Junk Eyes January Sales Record As Risk-Taking En Vogue

The US corporate bond market remains robust coming off a banner 2020.

Last year, both investment grade and high yield supply hit records, as management teams took advantage of extremely favorable market conditions created by the Fed’s unprecedented backstop for corporate credit.

Borrowing costs for corporate America fell to record lows despite a raging pandemic that triggered the most large bankruptcies since the financial crisis.

Generally speaking, analysts expected supply to abate in 2021 because… well, because last year’s issuance was so vigorous that it was difficult to imagine how this year could top it.

But things are off to a quick start. In fact, junk sales are on the verge of topping their all-time January record, set “way” back in 2020.

Junk supply sat near $35 billion headed into Friday. In January of last year, issuance totaled $37 billion.

There’s no mystery here. It’s the hunt for yield driving demand and the assumption that, political bickering over the Fed’s lending powers aside, this is one genie that isn’t going back in the bottle.

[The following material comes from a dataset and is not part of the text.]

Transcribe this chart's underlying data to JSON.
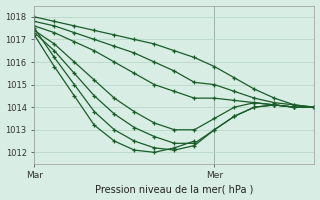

That is: You can shutter the Fed’s facilities if you like, but the market understandably thinks this horse has left the barn. If the corporate bond market were to come under siege again due to some extremely exigent circumstances (e.g., a new, vaccine-resistant strain of the virus), investors think the Fed will be there, come hell or high moral hazard.

Although high yield funds are seeing small outflows in the new year, investment grade funds took in $8.25 billion in the week ended January 20. It was the fourth-largest haul ever.

Investment grade borrowers have tapped the market for more than $100 billion in January.

There are some signs of reticence, though. “While US investment grade borrowers are still paying flat to minimal new issue concessions, new deals were less than 1.7 times covered Thursday, signaling that investors’ bid for new issues may be deteriorating at current levels,” Bloomberg wrote late last week. A separate account noted that fresh high-grade bonds weren’t performing particularly well in the secondary market as risk premiums widened “on about half of new sales.”

In any event, the overarching point is that we’re still in a reach-for-yield environment, where the prospect of structural economic damage from the pandemic and more bankruptcies hasn’t proven sufficient to stop, for example, CCC yields from hitting new record lows last Thursday.